When the executor receives a task, it deserializes the physical plan, wraps it in a ShuffleWriterExec
, and executes it with DataFusion.
I want the ability to override this behavior to execute the plan in execution engines other than DataFusion.
Describe the solution you'd like
In the executor, we call new_shuffle_writer
to create the ShuffleWriterExec
that wraps the plan to be executed. I am thinking about moving that method into a new ExecuionEngine
trait and creating a DataFusionExecutor
implementation of the trait that is used by default.
We can then add a field to ExecutorProcessConfig
as follows:
execution_engine: Option<Arc<dyn ExecutionEngine>>
This will allow me to register custom execution engines from PyBallista, and execute distributed queries in Polars, Pandas, and cuDF.

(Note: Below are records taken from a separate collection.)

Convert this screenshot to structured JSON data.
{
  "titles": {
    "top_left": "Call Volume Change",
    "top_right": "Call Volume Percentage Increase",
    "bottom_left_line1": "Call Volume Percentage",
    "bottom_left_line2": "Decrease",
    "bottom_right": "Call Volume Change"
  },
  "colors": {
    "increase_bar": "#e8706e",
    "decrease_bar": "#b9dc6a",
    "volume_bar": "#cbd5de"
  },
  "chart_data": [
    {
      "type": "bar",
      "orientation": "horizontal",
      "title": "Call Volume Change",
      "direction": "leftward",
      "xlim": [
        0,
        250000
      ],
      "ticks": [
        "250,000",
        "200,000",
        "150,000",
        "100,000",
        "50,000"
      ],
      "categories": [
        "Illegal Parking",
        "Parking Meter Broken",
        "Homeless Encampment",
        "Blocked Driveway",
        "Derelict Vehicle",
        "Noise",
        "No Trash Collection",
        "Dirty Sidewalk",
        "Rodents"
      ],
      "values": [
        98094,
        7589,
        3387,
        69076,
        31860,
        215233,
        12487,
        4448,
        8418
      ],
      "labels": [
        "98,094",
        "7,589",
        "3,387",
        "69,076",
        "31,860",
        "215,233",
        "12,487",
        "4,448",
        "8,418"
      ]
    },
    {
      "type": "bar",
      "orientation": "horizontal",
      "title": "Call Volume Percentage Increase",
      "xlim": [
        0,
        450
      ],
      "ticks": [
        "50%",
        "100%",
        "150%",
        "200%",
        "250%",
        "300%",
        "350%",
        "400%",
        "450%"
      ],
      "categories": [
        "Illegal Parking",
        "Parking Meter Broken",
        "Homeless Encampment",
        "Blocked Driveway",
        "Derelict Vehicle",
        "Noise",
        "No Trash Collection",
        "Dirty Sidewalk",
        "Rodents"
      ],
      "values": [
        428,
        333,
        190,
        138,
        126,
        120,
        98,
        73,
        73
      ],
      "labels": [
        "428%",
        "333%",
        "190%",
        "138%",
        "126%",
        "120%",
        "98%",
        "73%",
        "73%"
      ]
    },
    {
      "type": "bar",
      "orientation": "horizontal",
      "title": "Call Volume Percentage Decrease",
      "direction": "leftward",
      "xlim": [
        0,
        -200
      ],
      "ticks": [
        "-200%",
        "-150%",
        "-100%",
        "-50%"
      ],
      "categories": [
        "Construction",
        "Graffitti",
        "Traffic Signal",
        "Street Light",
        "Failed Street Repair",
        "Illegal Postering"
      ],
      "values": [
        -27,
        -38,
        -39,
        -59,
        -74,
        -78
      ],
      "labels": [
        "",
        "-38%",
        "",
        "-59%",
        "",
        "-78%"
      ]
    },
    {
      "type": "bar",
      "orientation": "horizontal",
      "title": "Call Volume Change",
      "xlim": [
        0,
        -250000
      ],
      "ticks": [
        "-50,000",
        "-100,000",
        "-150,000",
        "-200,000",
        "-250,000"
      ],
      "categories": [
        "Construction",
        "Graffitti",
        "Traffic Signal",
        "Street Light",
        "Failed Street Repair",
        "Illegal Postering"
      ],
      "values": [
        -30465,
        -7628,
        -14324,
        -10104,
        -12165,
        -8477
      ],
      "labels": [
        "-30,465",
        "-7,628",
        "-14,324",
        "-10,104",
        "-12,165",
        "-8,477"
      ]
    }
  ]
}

Describe alternatives you've considered
None
Additional context
None
@Dandandan @thinkharderdev @yahoNanJing @avantgardnerio @jdye64 fyi - let me know if you have any opinions on this approach. I am going to build a prototype of this over the next week. I am sure the design will evolve as I try and implement this.
I have been thinking about this a lot today. I have had numerous ideas and all seem to have fell flat as I tried to fully implement them. I like the general idea however and curious to see how it looks fully materialized. Interesting stuff for sure!
There needs to be a scheduler element to this as well so we can do the plan translation once rather than per task.
@andygrove
I like this idea. For the other execution engines, do you have any proposal ?
I am closing this for now because I think it is too ambitious given the current level of development in the project.